Conversion rates are the most important factor in affiliate marketing. Sadly, you will leave money on the table if you try to figure it out yourself. Testing each landing page, and each partner for each of your traffic sources is not only dazzle but also costly as you might miss out on a lot of revenue. If you are interested in the best practices on how to improve your conversion rates and our experiences, send us a message, and we will take a look at your individual case.

Robo-advisor vs Stock Broker vs CFD Broker

What is a robo-advisor?

A robo-advisor is an online financial advisor that uses algorithms and automation to provide financial advice and investment management services to its clients. Robo-advisors are typically much cheaper than traditional human financial advisors, and they can provide a more personalized and tailored experience to their clients. However, some investors may prefer the human touch of a traditional financial advisor.

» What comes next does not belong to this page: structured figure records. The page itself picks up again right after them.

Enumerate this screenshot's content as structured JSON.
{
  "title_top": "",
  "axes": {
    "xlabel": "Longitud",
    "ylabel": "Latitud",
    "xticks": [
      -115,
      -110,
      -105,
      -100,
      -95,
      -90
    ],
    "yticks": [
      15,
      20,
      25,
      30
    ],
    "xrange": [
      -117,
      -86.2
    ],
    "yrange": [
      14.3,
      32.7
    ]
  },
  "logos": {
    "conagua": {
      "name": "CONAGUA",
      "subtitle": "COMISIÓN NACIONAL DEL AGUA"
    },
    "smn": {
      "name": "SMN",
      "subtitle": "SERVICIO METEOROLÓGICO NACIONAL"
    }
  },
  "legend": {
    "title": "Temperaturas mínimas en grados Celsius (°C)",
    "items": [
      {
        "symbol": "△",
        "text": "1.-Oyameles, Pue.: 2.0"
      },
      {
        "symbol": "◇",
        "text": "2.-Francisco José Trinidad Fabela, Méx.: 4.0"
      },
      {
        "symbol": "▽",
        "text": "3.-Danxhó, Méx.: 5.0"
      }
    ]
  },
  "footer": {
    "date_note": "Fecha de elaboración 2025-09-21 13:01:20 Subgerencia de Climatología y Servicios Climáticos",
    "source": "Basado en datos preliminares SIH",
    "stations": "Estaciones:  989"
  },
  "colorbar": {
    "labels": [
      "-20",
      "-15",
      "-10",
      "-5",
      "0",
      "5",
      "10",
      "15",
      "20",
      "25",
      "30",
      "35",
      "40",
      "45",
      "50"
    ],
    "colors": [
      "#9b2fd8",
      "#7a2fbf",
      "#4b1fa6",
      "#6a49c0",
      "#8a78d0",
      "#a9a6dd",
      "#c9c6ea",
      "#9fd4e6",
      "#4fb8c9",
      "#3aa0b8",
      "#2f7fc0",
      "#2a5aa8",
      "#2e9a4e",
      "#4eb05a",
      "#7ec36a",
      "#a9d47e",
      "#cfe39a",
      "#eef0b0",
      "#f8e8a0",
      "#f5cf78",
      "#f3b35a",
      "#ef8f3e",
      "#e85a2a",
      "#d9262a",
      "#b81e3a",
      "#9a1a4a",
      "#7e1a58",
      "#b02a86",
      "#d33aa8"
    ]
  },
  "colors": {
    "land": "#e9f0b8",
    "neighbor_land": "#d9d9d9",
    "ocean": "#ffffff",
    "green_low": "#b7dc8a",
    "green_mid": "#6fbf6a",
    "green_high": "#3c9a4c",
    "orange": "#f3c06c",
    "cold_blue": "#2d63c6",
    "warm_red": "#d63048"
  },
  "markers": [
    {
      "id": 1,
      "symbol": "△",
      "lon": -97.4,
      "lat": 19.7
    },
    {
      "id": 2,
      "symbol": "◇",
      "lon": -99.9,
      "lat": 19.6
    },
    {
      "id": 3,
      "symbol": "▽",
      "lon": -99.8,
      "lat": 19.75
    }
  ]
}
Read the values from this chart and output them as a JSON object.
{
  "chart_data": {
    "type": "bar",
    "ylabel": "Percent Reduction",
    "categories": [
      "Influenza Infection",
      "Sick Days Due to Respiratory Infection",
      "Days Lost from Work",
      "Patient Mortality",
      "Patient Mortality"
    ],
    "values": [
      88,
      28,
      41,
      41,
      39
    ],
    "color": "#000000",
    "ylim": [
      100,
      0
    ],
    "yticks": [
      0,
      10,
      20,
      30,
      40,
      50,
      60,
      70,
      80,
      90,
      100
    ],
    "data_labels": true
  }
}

Some robo-advisors allow the client to invest their desired amount in the market for the long run. They usually charge annual fees & performance fees, which makes it more expansive than ETFs but still cheaper than usual traditional managed funds.

What is the difference between the three?

Clients that are interested in Robo-Advisors are often different from clients that regularly use stock or CFD brokers. Robo-Advisors are often chosen because the client feels it is a safe and convenient way to invest. Stock brokers or CFD brokers are chosen by people who want to decide for themselves on when, how much and in what to invest.

Usually, clients that choose CFD brokers have the highest risk tolerance, as the nature of potential leveraged products (some brokers offer non leveraged trading and investing as well) is risky.

However, with CFD brokers you will be able to earn much more from your partner program as with a traditional robo-advisor. You should already know or get insights into your traffic on what they are mostly interested in, and then choose your program accordingly.

robo advisor vs stock broker

What would we recommend to partner with?

The choice is yours. Usually, stock brokers are often seen as more trustworthy than any CFD brokers. However, large CFD brokers have a different business model and thus can pay higher commissions to their affiliates. With a reliable CFD broker, you could earn 5 to 10 times more money than with a stock broker. The downside is that you may lose clients that would have signed up with a traditional stock broker, but don’t trust any CFD broker. Robo-Advisors are sometimes hard to market, as they did not get the traction everyone expected them to have by now. Ultimately, it depends on your traffic and your offers. As we do not know both, we can’t offer you any solid advice.

What is the best stock or investing affiliate/partner program?

best forex affiliate program

Award-winning brands

Some affiliates found their partner program by looking at how many awards their possible partner got. At pipmetrix, we always ignore awards as they are often not really reflective of reality. Some companies pay to get awards, so they can actively promote them. As everyone could make an award, it is straightforward to gain awards.

Our recommendation

To be completely open and honest. We can’t give you an exact recommendation because every situation is different and therefore everyone needs a different affiliate program. What we do recommend is that you stick with the big & established brands if you are still unsure about choosing an affiliate program.

Conclusion

Choose your partner wisely and don’t just pick the first partner program or the one with the highest offers.